The city currently has a population of over 16.3 million people, including 13.3 million registered citizens and more than 3 million migrant workers.

It has recently designed its downtown transportation network on the belief the city's population will reach 17 million by 2020, according to urban planners.

While officials won't say how large they expect the local population to become by that time, they did say they now think it will be significantly larger than previously expected.

Though the natural growth rate among citizens is currently running about minus 2.6 per thousand, the rapid increase in the number of migrants moving into the city from other parts of the country will increase the population quickly, creating many problems for urban planners.

The rush of migrants to Shanghai is pushed, in part, by a central government call for big cities to speed up the process of urbanization.

"Despite the increasing population, our promise to local citizens about living conditions won't be compromised," Vice Mayor Han Zheng told a government meeting on Saturday.

Those promises include increasing the amount of green space in the city to 9 square meters per capita and creating a transportation system capable of moving people from any point in the city to any other part of Shanghai within one hour.

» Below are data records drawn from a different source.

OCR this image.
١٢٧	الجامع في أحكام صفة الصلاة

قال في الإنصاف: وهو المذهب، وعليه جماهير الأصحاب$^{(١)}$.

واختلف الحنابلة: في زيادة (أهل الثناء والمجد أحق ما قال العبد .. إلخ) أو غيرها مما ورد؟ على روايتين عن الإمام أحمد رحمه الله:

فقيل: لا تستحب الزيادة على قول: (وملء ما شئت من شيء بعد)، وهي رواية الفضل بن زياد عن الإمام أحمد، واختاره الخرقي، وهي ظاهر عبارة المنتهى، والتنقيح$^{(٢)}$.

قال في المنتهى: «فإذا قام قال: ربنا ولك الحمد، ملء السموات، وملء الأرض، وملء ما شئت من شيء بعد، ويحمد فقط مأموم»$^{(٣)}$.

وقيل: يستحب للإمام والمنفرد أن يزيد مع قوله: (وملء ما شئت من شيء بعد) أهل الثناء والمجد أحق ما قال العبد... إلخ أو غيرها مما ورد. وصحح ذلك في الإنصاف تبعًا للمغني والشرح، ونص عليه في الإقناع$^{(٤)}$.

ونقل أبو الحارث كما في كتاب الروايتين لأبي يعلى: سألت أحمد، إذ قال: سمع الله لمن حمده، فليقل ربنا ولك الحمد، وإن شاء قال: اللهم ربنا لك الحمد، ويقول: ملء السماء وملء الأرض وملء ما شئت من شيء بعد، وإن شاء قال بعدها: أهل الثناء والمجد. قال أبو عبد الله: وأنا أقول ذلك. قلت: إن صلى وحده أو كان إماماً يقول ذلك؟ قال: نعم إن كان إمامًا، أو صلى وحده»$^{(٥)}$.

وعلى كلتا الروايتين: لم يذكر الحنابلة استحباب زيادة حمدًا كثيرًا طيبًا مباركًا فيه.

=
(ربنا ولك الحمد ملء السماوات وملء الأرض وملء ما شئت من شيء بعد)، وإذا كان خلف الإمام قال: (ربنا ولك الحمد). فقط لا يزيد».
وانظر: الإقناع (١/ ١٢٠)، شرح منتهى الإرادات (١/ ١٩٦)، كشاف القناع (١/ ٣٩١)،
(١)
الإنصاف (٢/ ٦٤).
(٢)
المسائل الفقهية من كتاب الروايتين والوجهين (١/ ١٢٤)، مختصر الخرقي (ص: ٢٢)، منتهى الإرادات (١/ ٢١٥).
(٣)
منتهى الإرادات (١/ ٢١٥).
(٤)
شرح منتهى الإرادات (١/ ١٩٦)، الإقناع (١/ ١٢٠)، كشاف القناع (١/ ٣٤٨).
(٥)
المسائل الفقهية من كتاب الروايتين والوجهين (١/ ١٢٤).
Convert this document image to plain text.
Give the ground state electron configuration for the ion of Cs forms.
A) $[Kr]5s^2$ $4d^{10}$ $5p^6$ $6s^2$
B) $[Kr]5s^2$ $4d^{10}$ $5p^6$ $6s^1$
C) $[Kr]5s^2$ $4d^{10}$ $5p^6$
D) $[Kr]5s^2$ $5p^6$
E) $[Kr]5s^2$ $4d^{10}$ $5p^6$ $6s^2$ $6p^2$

When previewing this year's work, Xiong Jianping, director of the Shanghai Construction and Management Commission, said the city's current 65-kilometer rail-transportation network will be increased by 60 kilometers by the year's end.

The new lines will include a 30-kilometer-magnetically-levitated-high-speed line linking Pudong International Airport and Longyang Metro Station, which is open for sightseeing only at the moment; the extension of Rail Transportation No. 1 from Shanghai Railway Station to Baoshan District; and RT No. 5 linking Xinzhuang to Minghang District.

"For this year, we will greatly shorten the intervals between trains on RT No. 1, RT No. 2, and RT No. 3 to three minutes, four minutes, and seven-and-a-half minutes respectively by adding new trains," Xiong said.

Three more connections across the Huangpu River -- the Lupu Bridge, Dalian Road Tunnel, and Outer Ring Road Tunnel -- will open to traffic this year, expanding the traffic capacity across the river by 70 percent, Xiong added.

Also on Saturday, the Fuxing Road Tunnel construction officials said they began drilling from Pudong to Puxi along a 1,214-meter tunnel -- the world's first two-level underground passageway -- which will connect Fuxing Road in Puxi and Zhangyang Road in Pudong.

The tunnel structure is expected to be completed by the year's end.

To improve the local environment, the city wants to build up 4,000 hectares of green space this year, meaning the city's green area will grow from 25 to 35 percent and its green area per capita will increase from 6 to 9 square meters.

It also wants to transfer 50,000 gas-powered cars to use natural gas and refit 1,000 public buses to be powered by compressed natural gas or CNG for environmental protection.